Gazpacho‘s done as much it can be. It was submitted because I felt comfortable that it had gone as far as it could in its best direction.
Now I think When The Crows Gather is at that point (though I did find that little technical glitch luckily, even after I had rewritten and edited and redirected for a week and called it done) as well.
So I turned my attention back to one of my favorites that had also been sitting in the "Finished Stories" folders on the hard drive. Few. Hmmm. I’m already up to Draft #8, and I don’t renumber a draft for minor changes. I’d forgoten that I had actually done a lot of work on changing it a while ago. In reading that latest draft, I didn’t feel too bad about it; I really liked what I’d done with it so far. So what needed to be changed? Well, there ere a few things I saw and started working on, but there was nothing that obviously hit me.

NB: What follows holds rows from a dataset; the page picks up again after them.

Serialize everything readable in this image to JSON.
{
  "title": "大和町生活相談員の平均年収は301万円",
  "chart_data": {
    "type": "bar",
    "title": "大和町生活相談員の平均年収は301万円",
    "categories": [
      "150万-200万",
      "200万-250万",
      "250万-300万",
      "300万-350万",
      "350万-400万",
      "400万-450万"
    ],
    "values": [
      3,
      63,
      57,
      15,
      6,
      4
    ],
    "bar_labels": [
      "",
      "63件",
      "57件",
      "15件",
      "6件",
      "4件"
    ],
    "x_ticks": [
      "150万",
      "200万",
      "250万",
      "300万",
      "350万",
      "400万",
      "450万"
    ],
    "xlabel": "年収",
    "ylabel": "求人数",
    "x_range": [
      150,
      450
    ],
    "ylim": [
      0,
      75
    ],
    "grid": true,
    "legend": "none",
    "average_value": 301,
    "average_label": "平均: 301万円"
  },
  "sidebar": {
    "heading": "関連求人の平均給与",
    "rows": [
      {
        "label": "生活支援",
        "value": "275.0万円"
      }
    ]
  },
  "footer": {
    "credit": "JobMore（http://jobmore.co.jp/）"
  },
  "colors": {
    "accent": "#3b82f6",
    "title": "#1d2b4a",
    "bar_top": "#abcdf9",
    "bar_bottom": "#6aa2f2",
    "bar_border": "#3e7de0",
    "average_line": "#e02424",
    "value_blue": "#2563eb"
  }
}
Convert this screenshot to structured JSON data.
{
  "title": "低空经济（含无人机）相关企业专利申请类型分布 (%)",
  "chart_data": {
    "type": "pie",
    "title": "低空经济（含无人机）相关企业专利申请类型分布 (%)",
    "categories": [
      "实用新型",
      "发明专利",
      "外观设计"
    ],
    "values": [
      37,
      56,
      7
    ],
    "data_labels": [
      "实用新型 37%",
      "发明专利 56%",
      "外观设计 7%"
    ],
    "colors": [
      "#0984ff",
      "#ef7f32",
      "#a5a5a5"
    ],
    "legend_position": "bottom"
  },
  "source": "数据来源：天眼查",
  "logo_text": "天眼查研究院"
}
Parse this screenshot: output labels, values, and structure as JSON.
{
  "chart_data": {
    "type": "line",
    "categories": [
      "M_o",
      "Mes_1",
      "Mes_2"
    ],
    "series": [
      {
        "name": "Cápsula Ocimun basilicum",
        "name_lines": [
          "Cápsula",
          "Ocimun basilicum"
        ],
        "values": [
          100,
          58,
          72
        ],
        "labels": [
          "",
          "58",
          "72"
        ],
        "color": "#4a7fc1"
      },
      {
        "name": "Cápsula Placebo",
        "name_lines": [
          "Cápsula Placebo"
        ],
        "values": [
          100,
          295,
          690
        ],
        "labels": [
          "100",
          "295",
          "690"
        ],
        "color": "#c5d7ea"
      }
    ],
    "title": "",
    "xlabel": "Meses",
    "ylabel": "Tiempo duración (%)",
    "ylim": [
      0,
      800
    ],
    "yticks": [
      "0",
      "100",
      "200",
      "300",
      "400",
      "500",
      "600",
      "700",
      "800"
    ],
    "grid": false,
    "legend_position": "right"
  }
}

But then, just a few minutes ago, in one of those dark garage, coffee and a smoke moments, it did hit me. What this story needed perhaps–and this I had played around with a bit in my mind–was a conversation between Few, the garbage heap, and Raggyman, the wandering college student, that revealed them a bit more, that forged a bond. The answer came to me: Marquez and his Remedios. Or perhaps Octavio Paz and his story, My Life With the Wave.
Can a surreal character intelligently discuss surrealism? Or is he in fact the best choice.